Mas o desembargador Weber Leite de Magalhães Pinto Filho, relator do caso, rejeitou os argumentos. Para ele, a conduta demonstrou ausência de boa-fé processual e configurou litigância de má-fé, nos termos do artigo 793-B, incisos II e V, da CLT.

Segundo o relator, não se tratou de simples equívoco quanto ao número de uma súmula, mas da criação de conteúdo inexistente, que poderia beneficiar a parte e induzir o juízo a erro. Ele ressaltou que a utilização de ferramentas de inteligência artificial não afasta a responsabilidade da parte pelos termos apresentados em juízo. Destacou ainda que a atuação no Poder Judiciário exige probidade, princípio fundamental que, no caso, foi claramente violado.

Assim, o relator negou provimento ao recurso do trabalhador e manteve a condenação ao pagamento de multa de R$ 1.200, a ser descontada de eventual crédito do autor e revertida à parte contrária. O processo foi enviado ao TST para exame do recurso de revista.

Em outro caso, agora envolvendo um juiz, a Corregedoria-Geral de Justiça do Maranhão abriu sindicância sobre a conduta de um magistrado por suposto ‘uso inadequado de ferramentas de inteligência artificial’ – expediente que inflou acentuadamente a produção do magistrado da 2ª Vara da Comarca de Balsas.

Apuração preliminar da Corregedoria indica que a estratégia do juiz fez saltar sua média de 80 sentenças mensais nos primeiros sete meses de 2024 para 969 em apenas um mês, agosto.

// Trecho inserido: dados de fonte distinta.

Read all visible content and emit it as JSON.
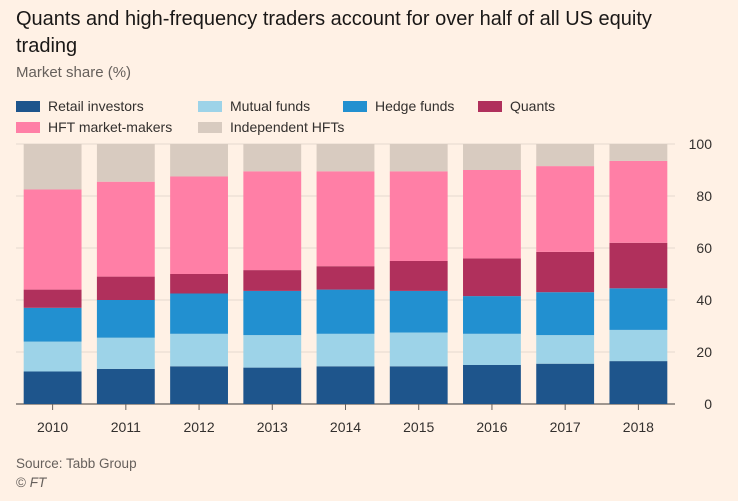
{
  "chart_data": {
    "type": "bar",
    "stacked": true,
    "title": "Quants and high-frequency traders account for over half of all US equity trading",
    "subtitle": "Market share (%)",
    "categories": [
      "2010",
      "2011",
      "2012",
      "2013",
      "2014",
      "2015",
      "2016",
      "2017",
      "2018"
    ],
    "ylim": [
      0,
      100
    ],
    "yticks": [
      0,
      20,
      40,
      60,
      80,
      100
    ],
    "y_axis_side": "right",
    "grid": true,
    "legend_position": "top-left",
    "series": [
      {
        "name": "Retail investors",
        "color": "#1e558c",
        "values": [
          12.5,
          13.5,
          14.5,
          14,
          14.5,
          14.5,
          15,
          15.5,
          16.5
        ]
      },
      {
        "name": "Mutual funds",
        "color": "#9dd3e8",
        "values": [
          11.5,
          12,
          12.5,
          12.5,
          12.5,
          13,
          12,
          11,
          12
        ]
      },
      {
        "name": "Hedge funds",
        "color": "#2290d0",
        "values": [
          13,
          14.5,
          15.5,
          17,
          17,
          16,
          14.5,
          16.5,
          16
        ]
      },
      {
        "name": "Quants",
        "color": "#b0305c",
        "values": [
          7,
          9,
          7.5,
          8,
          9,
          11.5,
          14.5,
          15.5,
          17.5
        ]
      },
      {
        "name": "HFT market-makers",
        "color": "#ff7fa6",
        "values": [
          38.5,
          36.5,
          37.5,
          38,
          36.5,
          34.5,
          34,
          33,
          31.5
        ]
      },
      {
        "name": "Independent HFTs",
        "color": "#d8cbc0",
        "values": [
          17.5,
          14.5,
          12.5,
          10.5,
          10.5,
          10.5,
          10,
          8.5,
          6.5
        ]
      }
    ]
  },
  "source": "Source: Tabb Group",
  "credit_symbol": "©",
  "credit_text": "FT"
}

Ou seja, um desempenho 12 vezes maior.

Já nos Estados Unidos, um juiz federal ameaçou sancionar dois advogados que citaram um caso fictício em um processo após o uso de um programa de IA que teria “alucinado”.

Recentemente, a Deloitte admitiu ter utilizado inteligência artificial em um relatório entregue com diversos erros e informações inventadas. Diante disso, a consultoria, uma das maiores do mundo, se comprometeu a devolver 440 mil dólares ao governo da Austrália.

Contratada para revisar a estrutura interna dos sistemas de compliance e tecnologia da informação da Assistência Social australiana, a Deloitte entregou o relatório em 4 de julho. No entanto, especialistas perceberam incoerências e dados sem fonte rastreável.

Em agosto, a empresa fez uma revisão e apontou que o documento apresentava “alucinações”, termo usado para descrever quando sistemas de IA inventam informações.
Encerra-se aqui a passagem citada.